Noemi Meilman talks about the different ages and places where she met Marcel Iancu and how a photograph from Ein Hod has accompanied her everywhere for the past 15 years. Nicolae Lascu talks about Ein Hod and Marcel Iancu's work in Palestine, Tel Aviv and the Janco-Dada Museum.
Ana Maria Zahariade, almost 30 years after the research on Iancu that she began on the occasion of the centenary, remembers the moment when she saw a disturbing painting by the author, "Ball in Zürich", painted in 1915. This painting seems "a metaphor for the avant-garde, for the feverish, experience-seeking feverishness that unseen obstacles transformed from youthful effervescence into a dramatic struggle". With this sense of gloomy premonition, Ana Maria Zahariade revisits Marcel Iancu's work from a critical perspective that does not glorify but humanizes.
Towards the end of the review, we return to the words of Marcel Iancu written in 1979-1981, in an unpublished correspondence with Lucian Boz, now published for the first time through the kind permission of its owner, Cristinel Popa, who also owns the DADA Gallery in Bucharest. In these letters, Iancu expresses, even after 40 years, his longing for Romania and his regret that he was unable to continue his work as an architect.
Also to close the circle, the end is the end of the line, because as Iancu himself said: in art "everything in art starts from line and color as absolute values, just as music starts from sound". "The Memory of Line" is the title of Adrian Buga's article in which the author, like an archaeologist of memory, starts from the moment when, as a young man, he discovered Iancu and takes us to the moment when he came to see how much Iancu's daughter's hands resembled those of her mother, painted in a picture by her father (Marcel Iancu).

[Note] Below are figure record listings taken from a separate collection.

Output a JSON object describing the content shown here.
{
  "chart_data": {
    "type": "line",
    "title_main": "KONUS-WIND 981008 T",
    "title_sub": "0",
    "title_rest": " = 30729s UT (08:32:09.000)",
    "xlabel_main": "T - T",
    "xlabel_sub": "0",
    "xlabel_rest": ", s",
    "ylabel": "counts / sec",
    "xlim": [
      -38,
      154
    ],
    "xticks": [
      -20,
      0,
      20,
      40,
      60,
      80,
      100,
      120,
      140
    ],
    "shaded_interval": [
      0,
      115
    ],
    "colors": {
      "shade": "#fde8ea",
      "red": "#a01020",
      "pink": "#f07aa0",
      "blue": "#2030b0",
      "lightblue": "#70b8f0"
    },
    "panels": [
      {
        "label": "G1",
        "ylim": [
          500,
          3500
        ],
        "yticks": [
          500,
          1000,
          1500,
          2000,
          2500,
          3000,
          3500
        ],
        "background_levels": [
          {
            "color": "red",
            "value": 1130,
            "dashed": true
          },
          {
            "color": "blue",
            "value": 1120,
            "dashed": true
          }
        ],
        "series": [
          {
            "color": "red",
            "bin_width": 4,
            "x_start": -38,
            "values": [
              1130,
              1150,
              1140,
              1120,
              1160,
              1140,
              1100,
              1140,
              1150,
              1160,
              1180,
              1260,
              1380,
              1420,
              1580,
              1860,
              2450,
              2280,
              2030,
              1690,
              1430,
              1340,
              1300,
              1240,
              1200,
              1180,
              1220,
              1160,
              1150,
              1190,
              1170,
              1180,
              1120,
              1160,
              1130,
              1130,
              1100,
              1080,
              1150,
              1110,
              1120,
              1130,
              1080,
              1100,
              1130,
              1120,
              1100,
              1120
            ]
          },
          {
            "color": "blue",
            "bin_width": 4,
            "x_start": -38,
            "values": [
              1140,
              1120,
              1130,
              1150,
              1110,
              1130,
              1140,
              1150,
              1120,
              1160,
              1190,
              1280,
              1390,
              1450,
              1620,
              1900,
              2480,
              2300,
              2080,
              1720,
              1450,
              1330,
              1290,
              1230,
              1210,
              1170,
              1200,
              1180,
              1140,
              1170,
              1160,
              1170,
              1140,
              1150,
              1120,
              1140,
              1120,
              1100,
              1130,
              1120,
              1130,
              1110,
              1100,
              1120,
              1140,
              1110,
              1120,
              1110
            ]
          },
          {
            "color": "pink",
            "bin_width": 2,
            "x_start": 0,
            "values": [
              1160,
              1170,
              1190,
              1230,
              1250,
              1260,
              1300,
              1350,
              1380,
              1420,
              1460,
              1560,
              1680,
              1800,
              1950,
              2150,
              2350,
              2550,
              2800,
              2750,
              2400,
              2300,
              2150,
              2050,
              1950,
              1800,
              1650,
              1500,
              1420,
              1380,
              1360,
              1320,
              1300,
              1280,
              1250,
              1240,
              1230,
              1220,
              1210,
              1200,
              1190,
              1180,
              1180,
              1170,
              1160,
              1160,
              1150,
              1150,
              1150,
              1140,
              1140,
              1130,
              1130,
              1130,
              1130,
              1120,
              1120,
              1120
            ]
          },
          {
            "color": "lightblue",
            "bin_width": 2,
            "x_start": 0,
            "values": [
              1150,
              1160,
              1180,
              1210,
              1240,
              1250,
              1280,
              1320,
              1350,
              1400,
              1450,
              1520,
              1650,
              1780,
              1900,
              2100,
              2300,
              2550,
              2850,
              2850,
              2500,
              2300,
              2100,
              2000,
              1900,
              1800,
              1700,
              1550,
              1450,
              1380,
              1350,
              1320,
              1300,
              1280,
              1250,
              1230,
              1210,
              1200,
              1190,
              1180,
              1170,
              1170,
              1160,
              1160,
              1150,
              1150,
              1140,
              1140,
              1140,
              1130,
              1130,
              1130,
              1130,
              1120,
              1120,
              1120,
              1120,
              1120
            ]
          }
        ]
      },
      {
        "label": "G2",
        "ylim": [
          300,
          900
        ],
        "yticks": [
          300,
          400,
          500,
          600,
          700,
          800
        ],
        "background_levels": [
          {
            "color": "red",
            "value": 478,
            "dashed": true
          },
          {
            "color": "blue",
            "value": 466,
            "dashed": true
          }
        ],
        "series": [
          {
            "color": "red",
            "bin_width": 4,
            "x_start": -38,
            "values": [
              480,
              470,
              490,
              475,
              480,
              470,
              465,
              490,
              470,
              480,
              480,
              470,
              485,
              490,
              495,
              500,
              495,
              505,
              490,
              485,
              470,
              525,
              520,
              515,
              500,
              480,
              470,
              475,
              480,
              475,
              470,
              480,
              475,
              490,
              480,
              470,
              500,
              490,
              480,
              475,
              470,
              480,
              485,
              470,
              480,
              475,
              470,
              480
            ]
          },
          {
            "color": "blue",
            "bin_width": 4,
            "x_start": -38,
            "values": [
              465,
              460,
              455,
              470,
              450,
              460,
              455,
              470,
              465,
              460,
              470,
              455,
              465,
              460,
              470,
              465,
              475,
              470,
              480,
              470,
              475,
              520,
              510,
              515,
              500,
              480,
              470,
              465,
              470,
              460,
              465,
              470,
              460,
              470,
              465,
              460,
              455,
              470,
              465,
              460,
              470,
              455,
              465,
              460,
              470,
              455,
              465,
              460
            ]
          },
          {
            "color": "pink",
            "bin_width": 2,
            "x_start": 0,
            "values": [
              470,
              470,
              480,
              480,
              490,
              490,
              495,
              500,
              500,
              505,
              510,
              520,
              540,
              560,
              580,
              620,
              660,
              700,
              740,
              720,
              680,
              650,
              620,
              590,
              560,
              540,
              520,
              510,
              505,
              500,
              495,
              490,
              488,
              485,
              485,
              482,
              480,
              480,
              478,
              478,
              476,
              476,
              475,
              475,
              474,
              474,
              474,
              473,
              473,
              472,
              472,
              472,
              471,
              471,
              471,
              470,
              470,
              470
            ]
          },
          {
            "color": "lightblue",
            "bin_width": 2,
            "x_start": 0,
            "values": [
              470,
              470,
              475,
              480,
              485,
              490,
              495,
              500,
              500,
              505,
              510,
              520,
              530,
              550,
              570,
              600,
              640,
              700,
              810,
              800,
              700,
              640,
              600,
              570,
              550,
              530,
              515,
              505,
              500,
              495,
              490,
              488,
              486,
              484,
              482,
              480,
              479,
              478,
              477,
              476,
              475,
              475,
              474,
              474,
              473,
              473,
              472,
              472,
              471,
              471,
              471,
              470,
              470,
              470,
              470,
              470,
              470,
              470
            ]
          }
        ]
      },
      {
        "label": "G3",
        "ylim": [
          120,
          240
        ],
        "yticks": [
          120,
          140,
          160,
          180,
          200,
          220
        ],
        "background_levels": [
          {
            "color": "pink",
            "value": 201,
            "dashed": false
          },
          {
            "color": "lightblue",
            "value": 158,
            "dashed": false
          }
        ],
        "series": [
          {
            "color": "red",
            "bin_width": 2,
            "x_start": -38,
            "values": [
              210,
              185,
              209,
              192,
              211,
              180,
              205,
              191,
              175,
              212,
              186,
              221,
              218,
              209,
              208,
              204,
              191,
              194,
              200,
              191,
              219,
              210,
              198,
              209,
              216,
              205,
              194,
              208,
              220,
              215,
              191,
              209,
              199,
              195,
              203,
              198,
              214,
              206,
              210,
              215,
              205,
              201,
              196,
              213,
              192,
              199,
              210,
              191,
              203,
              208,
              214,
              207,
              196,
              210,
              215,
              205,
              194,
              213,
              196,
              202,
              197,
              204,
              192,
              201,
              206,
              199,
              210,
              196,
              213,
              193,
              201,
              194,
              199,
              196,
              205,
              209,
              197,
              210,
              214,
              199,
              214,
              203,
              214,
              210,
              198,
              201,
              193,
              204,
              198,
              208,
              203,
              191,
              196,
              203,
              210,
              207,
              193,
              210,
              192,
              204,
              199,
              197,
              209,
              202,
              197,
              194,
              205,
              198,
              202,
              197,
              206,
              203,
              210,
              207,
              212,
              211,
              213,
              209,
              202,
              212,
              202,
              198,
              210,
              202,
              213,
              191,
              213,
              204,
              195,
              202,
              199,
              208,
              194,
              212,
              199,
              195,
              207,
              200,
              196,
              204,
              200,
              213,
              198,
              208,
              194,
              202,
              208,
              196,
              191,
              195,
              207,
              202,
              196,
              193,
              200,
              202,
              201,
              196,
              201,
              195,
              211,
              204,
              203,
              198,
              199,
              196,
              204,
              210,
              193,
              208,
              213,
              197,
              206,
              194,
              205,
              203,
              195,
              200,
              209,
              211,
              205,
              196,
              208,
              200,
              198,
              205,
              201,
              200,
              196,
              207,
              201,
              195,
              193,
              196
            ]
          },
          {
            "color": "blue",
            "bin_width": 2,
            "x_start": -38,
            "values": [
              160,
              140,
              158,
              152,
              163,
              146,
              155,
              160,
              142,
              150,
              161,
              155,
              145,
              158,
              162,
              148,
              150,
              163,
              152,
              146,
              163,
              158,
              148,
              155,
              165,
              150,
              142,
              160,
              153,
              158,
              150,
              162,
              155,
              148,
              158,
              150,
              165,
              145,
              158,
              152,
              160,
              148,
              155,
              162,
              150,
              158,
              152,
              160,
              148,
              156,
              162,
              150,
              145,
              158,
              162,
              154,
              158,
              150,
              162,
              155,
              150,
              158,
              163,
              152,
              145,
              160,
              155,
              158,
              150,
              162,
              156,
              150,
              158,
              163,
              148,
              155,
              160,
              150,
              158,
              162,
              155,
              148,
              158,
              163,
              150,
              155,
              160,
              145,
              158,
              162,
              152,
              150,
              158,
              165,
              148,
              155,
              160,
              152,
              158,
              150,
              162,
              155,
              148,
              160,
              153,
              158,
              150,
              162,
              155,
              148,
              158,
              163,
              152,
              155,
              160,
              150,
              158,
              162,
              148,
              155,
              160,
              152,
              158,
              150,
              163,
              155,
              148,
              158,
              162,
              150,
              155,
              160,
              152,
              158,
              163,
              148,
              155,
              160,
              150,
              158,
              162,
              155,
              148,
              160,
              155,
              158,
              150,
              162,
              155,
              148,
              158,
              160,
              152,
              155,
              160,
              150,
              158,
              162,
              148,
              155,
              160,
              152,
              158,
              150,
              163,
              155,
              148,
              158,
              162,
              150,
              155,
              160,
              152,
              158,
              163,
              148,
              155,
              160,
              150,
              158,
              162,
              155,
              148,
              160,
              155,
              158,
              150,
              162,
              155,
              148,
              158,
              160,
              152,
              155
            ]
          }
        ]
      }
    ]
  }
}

The author draws for us these short lines that link generations, bring together people who have never met, creates forms, art and trails that close the circle of a world that can only survive through art and beauty.
At the end, I would like to repeat the mantra that all the authors of this issue say: Marcel Iancu remains a free and nonconformist spirit. And I would add that this spirit revives in each one of us when we are inspired by artists like Marcel Iancu.